Michigan State was on its heels for most of the first period, with BC getting a 13-6 shot advantage. But the Eagles didn't score, and that first period could be considered a victory for the Spartans.
"That was critical," Comley said. "I said to the guys, give me one thing, give me five minutes of 0-0 hockey. Just so we don't have to chase them. Because they're really good. ... We got everybody in the game (in the first five minutes). But we couldn't play three periods like that — we wouldn't survive."
In the second period, the game turned a series of power plays — first for Boston College, then three straight for Michigan State.
Yes, it was only BC that got a goal in that stretch — Boyle's 19th, coming off a giveaway by Michigan State — but the Spartans believe they settled the game down.
"I think the team was pretty tired. We had to kill a lot of penalties in a short stretch of time," Rooney said. "That gave them a little momentum.
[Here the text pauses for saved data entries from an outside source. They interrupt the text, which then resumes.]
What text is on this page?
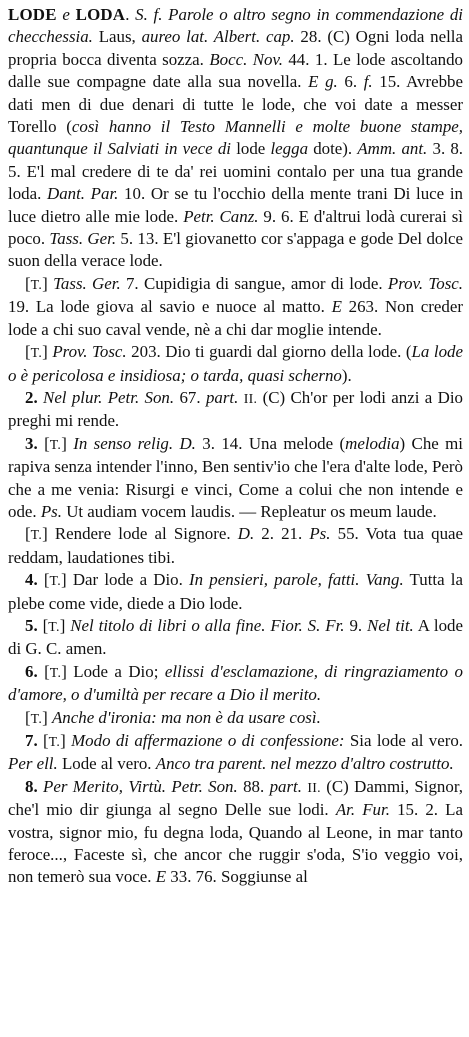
LODE e LODA. S. f. Parole o altro segno in commendazione di checchessia. Laus, aureo lat. Albert. cap. 28. (C) Ogni loda nella propria bocca diventa sozza. Bocc. Nov. 44. 1. Le lode ascoltando dalle sue compagne date alla sua novella. E g. 6. f. 15. Avrebbe dati men di due denari di tutte le lode, che voi date a messer Torello (così hanno il Testo Mannelli e molte buone stampe, quantunque il Salviati in vece di lode legga dote). Amm. ant. 3. 8. 5. E'l mal credere di te da' rei uomini contalo per una tua grande loda. Dant. Par. 10. Or se tu l'occhio della mente trani Di luce in luce dietro alle mie lode. Petr. Canz. 9. 6. E d'altrui lodà curerai sì poco. Tass. Ger. 5. 13. E'l giovanetto cor s'appaga e gode Del dolce suon della verace lode.

[T.] Tass. Ger. 7. Cupidigia di sangue, amor di lode. Prov. Tosc. 19. La lode giova al savio e nuoce al matto. E 263. Non creder lode a chi suo caval vende, nè a chi dar moglie intende.

[T.] Prov. Tosc. 203. Dio ti guardi dal giorno della lode. (La lode o è pericolosa e insidiosa; o tarda, quasi scherno).

2. Nel plur. Petr. Son. 67. part. II. (C) Ch'or per lodi anzi a Dio preghi mi rende.

3. [T.] In senso relig. D. 3. 14. Una melode (melodia) Che mi rapiva senza intender l'inno, Ben sentiv'io che l'era d'alte lode, Però che a me venia: Risurgi e vinci, Come a colui che non intende e ode. Ps. Ut audiam vocem laudis. — Repleatur os meum laude.

[T.] Rendere lode al Signore. D. 2. 21. Ps. 55. Vota tua quae reddam, laudationes tibi.

4. [T.] Dar lode a Dio. In pensieri, parole, fatti. Vang. Tutta la plebe come vide, diede a Dio lode.

5. [T.] Nel titolo di libri o alla fine. Fior. S. Fr. 9. Nel tit. A lode di G. C. amen.

6. [T.] Lode a Dio; ellissi d'esclamazione, di ringraziamento o d'amore, o d'umiltà per recare a Dio il merito.

[T.] Anche d'ironia: ma non è da usare così.

7. [T.] Modo di affermazione o di confessione: Sia lode al vero. Per ell. Lode al vero. Anco tra parent. nel mezzo d'altro costrutto.

8. Per Merito, Virtù. Petr. Son. 88. part. II. (C) Dammi, Signor, che'l mio dir giunga al segno Delle sue lodi. Ar. Fur. 15. 2. La vostra, signor mio, fu degna loda, Quando al Leone, in mar tanto feroce..., Faceste sì, che ancor che ruggir s'oda, S'io veggio voi, non temerò sua voce. E 33. 76. Soggiunse al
But in the start of the third, I think we kept playing hard and well, but didn't get the bounces."
"The second was pretty much even," York said. "But it came in a stretch where they came right together and Cory had to play really, really well in that stretch."
BC had a golden opportunity to make it 2-0, but Boyle just missed a shorthanded 2-on-1 when MSU goalie Jeff Lerg made a tremendous glove save.
"Joe Rooney makes a terrific pass to Brian Boyle — Lerg just kind of stabbed it with the glove," York said. "That was a really key part of the game. Terrific save by Lerg."
In fact, it was just one of many brilliant saves for Lerg, the diminutive sophomore who plays with a severe asthmatic condition.
"It's nothing different for us," Abdelkader said. "He's been doing that all season for us. He plays every angle. In practice, you're celebrating if you score on him. He squares up to every puck so well."
Said Comley, "He hopes people will stop talking about he's too small. He's played now Schneider, (Ben) Bishop, (David) Brown, (John) Curry, (Jeff) Jakaitis. Pretty good."
It was the fourth title game loss for BC under Jerry York. Last year, the Eagles lost 2-1 to Wisconsin when Peter Harrold's shot hit the post with under two seconds remaining.
"When we sign up to play sports, that's what you get involved with," York said. "There's going to be a winner, there's going to be a loser. You try as hard as you can, but there's no guarantees in this business. I think our kids are old enough to understand that."